Whisper large-v3-turbo

whisper
llm
asr
Author

Lawrence Wu

Published

October 2, 2024

OpenAI released a new version of their Whisper model caled large-v3-turbo. There is already ggml versions available here.

HuggingFace has a model card here. There’s a Github discussion here talking about the model. It’s basically a distilled version of large-v3:

We’re releasing a new Whisper model named large-v3-turbo, or turbo for short. It is an optimized version of Whisper large-v3 and has only 4 decoder layers—just like the tiny model—down from the 32 in the large series.

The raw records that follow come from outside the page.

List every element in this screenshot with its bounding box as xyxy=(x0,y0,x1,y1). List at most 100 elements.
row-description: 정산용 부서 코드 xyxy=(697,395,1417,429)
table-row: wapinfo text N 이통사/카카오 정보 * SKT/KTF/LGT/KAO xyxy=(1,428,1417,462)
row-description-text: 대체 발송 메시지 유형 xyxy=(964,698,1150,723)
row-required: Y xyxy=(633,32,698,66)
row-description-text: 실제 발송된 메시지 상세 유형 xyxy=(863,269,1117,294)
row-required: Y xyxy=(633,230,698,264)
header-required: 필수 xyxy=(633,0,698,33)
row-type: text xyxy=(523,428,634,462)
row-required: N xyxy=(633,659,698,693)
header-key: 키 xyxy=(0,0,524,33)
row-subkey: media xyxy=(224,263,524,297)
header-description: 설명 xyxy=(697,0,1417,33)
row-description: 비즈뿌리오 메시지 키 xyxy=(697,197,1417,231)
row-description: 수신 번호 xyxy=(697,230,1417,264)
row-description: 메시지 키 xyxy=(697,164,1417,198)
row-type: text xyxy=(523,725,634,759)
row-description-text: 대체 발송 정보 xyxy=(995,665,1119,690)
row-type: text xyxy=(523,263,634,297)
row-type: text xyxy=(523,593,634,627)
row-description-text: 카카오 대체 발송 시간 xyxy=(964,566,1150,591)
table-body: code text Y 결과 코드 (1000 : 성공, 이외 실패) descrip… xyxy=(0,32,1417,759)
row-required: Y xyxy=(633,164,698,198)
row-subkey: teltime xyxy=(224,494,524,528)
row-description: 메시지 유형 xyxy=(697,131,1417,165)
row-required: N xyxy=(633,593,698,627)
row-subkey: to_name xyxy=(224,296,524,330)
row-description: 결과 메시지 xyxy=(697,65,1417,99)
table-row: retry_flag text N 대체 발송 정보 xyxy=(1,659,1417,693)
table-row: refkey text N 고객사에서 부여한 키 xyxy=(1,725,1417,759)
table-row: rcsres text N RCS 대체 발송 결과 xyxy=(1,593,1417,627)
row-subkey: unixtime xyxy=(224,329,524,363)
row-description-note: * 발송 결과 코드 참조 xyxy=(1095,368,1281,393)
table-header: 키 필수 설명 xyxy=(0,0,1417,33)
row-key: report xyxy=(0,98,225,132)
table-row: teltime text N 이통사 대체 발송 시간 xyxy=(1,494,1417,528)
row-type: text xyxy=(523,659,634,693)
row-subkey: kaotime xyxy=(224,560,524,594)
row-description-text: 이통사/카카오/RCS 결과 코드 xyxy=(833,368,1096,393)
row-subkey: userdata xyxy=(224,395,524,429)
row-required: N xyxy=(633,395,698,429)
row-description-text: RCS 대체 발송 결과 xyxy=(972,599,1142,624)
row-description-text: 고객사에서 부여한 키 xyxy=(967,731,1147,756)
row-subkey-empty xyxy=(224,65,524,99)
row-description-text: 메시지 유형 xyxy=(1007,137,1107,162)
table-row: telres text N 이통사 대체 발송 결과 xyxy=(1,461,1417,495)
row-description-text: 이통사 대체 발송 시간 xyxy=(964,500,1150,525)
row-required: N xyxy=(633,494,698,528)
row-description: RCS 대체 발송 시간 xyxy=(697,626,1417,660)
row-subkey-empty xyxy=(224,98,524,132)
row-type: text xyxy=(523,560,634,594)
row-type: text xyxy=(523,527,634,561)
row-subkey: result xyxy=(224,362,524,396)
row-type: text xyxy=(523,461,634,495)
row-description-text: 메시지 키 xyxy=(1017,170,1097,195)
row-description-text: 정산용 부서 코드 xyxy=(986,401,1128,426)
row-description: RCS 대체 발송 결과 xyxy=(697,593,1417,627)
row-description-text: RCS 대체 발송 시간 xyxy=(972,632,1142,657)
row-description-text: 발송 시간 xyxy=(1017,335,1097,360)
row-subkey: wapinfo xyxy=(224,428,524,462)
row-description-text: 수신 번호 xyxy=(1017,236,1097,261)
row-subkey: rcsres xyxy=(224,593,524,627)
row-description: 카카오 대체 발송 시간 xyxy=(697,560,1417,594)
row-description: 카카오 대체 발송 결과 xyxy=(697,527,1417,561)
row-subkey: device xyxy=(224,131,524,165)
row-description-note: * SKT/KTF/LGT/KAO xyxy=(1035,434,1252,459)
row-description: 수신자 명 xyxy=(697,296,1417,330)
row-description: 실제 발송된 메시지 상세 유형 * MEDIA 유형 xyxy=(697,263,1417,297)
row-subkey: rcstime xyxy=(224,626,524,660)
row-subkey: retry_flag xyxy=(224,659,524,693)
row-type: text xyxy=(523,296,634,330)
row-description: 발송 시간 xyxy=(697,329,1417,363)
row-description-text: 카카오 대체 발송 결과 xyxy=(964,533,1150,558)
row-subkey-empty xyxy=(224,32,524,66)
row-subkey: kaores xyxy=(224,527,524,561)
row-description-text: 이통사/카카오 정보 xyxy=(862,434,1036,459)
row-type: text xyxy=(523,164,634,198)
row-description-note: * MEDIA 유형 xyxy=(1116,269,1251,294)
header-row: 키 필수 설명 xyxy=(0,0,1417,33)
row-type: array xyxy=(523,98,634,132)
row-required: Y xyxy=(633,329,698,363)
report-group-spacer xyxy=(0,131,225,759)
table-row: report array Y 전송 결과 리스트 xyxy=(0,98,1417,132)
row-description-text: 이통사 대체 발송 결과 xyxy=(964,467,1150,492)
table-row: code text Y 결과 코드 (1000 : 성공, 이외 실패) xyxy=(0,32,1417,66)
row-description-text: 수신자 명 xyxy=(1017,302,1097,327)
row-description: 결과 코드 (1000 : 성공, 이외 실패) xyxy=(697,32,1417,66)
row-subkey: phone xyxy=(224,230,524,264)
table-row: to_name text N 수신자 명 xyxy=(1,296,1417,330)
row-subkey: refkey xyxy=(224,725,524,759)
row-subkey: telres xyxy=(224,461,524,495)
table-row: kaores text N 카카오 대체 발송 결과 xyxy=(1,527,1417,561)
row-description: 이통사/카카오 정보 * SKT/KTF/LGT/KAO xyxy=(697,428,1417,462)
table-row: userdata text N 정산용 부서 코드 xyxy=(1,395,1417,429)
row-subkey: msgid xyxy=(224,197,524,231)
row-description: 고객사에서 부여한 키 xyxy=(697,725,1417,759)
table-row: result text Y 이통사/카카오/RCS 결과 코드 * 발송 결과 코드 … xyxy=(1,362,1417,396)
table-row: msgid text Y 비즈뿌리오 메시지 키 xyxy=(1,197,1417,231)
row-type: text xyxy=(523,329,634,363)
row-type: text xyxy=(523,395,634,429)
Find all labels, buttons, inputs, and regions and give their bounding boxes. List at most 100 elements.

This work is inspired by Distil-Whisper, where the authors observed that using a smaller decoder can greatly improve transcription speed while causing minimal degradation in accuracy. Unlike Distil-Whisper, which used distillation to train a smaller model, Whisper turbo was fine-tuned for two more epochs over the same amount of multilingual transcription data used for training large-v3, i.e. excluding translation data, on which we don’t expect turbo to perform well.

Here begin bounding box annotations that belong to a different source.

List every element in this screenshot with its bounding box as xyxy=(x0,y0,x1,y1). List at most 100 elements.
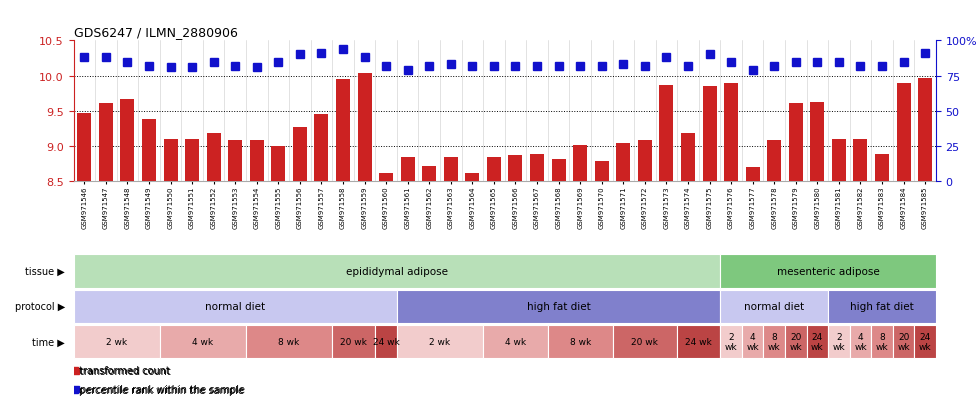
Text: 20
wk: 20 wk xyxy=(790,332,802,351)
Text: 8
wk: 8 wk xyxy=(876,332,888,351)
Bar xyxy=(401,157,415,182)
Bar xyxy=(375,325,397,358)
Bar xyxy=(785,325,807,358)
Bar xyxy=(185,140,199,182)
Text: 20
wk: 20 wk xyxy=(898,332,909,351)
Text: percentile rank within the sample: percentile rank within the sample xyxy=(78,385,244,395)
Bar xyxy=(74,290,397,323)
Text: 24 wk: 24 wk xyxy=(685,337,712,346)
Bar xyxy=(397,290,720,323)
Bar xyxy=(332,325,375,358)
Bar xyxy=(742,325,763,358)
Bar xyxy=(595,161,609,182)
Text: 4 wk: 4 wk xyxy=(505,337,526,346)
Bar xyxy=(336,80,350,182)
Bar xyxy=(767,141,781,182)
Bar xyxy=(724,83,738,182)
Bar xyxy=(677,325,720,358)
Bar xyxy=(74,325,160,358)
Bar xyxy=(246,325,332,358)
Bar xyxy=(720,290,828,323)
Text: 2
wk: 2 wk xyxy=(833,332,845,351)
Bar xyxy=(573,145,587,182)
Bar xyxy=(897,83,910,182)
Bar xyxy=(763,325,785,358)
Text: 20 wk: 20 wk xyxy=(340,337,368,346)
Bar xyxy=(444,157,458,182)
Text: 2 wk: 2 wk xyxy=(429,337,451,346)
Text: high fat diet: high fat diet xyxy=(850,301,914,312)
Text: transformed count: transformed count xyxy=(78,365,170,375)
Bar xyxy=(810,102,824,182)
Text: 24 wk: 24 wk xyxy=(372,337,400,346)
Bar xyxy=(250,140,264,182)
Text: mesenteric adipose: mesenteric adipose xyxy=(777,266,879,277)
Bar xyxy=(74,255,720,288)
Bar xyxy=(828,290,936,323)
Text: transformed count: transformed count xyxy=(80,366,171,376)
Text: GDS6247 / ILMN_2880906: GDS6247 / ILMN_2880906 xyxy=(74,26,237,39)
Bar xyxy=(828,325,850,358)
Bar xyxy=(918,78,932,182)
Bar xyxy=(530,155,544,182)
Bar xyxy=(720,255,936,288)
Bar xyxy=(483,325,548,358)
Text: high fat diet: high fat diet xyxy=(526,301,591,312)
Bar xyxy=(638,140,652,182)
Bar xyxy=(681,133,695,182)
Text: 2
wk: 2 wk xyxy=(725,332,737,351)
Text: 8 wk: 8 wk xyxy=(278,337,300,346)
Text: 8
wk: 8 wk xyxy=(768,332,780,351)
Text: 24
wk: 24 wk xyxy=(919,332,931,351)
Bar xyxy=(612,325,677,358)
Bar xyxy=(77,114,91,182)
Bar xyxy=(160,325,246,358)
Bar xyxy=(293,128,307,182)
Bar xyxy=(397,325,483,358)
Bar xyxy=(228,141,242,182)
Bar xyxy=(660,85,673,182)
Bar xyxy=(99,104,113,182)
Text: 20 wk: 20 wk xyxy=(631,337,659,346)
Text: 4 wk: 4 wk xyxy=(192,337,214,346)
Bar xyxy=(487,157,501,182)
Bar xyxy=(142,120,156,182)
Text: 4
wk: 4 wk xyxy=(855,332,866,351)
Bar xyxy=(703,87,716,182)
Bar xyxy=(720,325,742,358)
Bar xyxy=(871,325,893,358)
Bar xyxy=(509,156,522,182)
Bar xyxy=(807,325,828,358)
Bar xyxy=(164,140,177,182)
Bar xyxy=(358,74,371,182)
Text: normal diet: normal diet xyxy=(205,301,266,312)
Bar xyxy=(271,147,285,182)
Text: 2 wk: 2 wk xyxy=(106,337,127,346)
Bar xyxy=(914,325,936,358)
Text: percentile rank within the sample: percentile rank within the sample xyxy=(80,385,245,394)
Bar xyxy=(746,168,760,182)
Bar xyxy=(832,140,846,182)
Bar xyxy=(548,325,612,358)
Bar xyxy=(422,166,436,182)
Text: protocol ▶: protocol ▶ xyxy=(15,301,65,312)
Bar xyxy=(893,325,914,358)
Text: 24
wk: 24 wk xyxy=(811,332,823,351)
Bar xyxy=(379,173,393,182)
Bar xyxy=(466,173,479,182)
Text: epididymal adipose: epididymal adipose xyxy=(346,266,448,277)
Text: tissue ▶: tissue ▶ xyxy=(25,266,65,277)
Text: 8 wk: 8 wk xyxy=(569,337,591,346)
Bar xyxy=(875,155,889,182)
Bar xyxy=(315,115,328,182)
Text: normal diet: normal diet xyxy=(744,301,805,312)
Bar xyxy=(789,104,803,182)
Bar xyxy=(121,100,134,182)
Text: time ▶: time ▶ xyxy=(32,337,65,347)
Bar xyxy=(850,325,871,358)
Bar xyxy=(552,159,565,182)
Bar xyxy=(207,133,220,182)
Bar xyxy=(616,144,630,182)
Text: 4
wk: 4 wk xyxy=(747,332,759,351)
Bar xyxy=(854,140,867,182)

Across languages, the turbo model performs similarly to large-v2, though it shows larger degradation on some languages like Thai and Cantonese. Whisper turbo performs better on FLEURS, which consists of cleaner recordings than Common Voice. The figure below shows the turbo model’s performance on the subset of languages in the Common Voice 15 and FLEURS datasets where large-v3 scored a 20% error rate or lower.

I started using this model in my transcripts repo.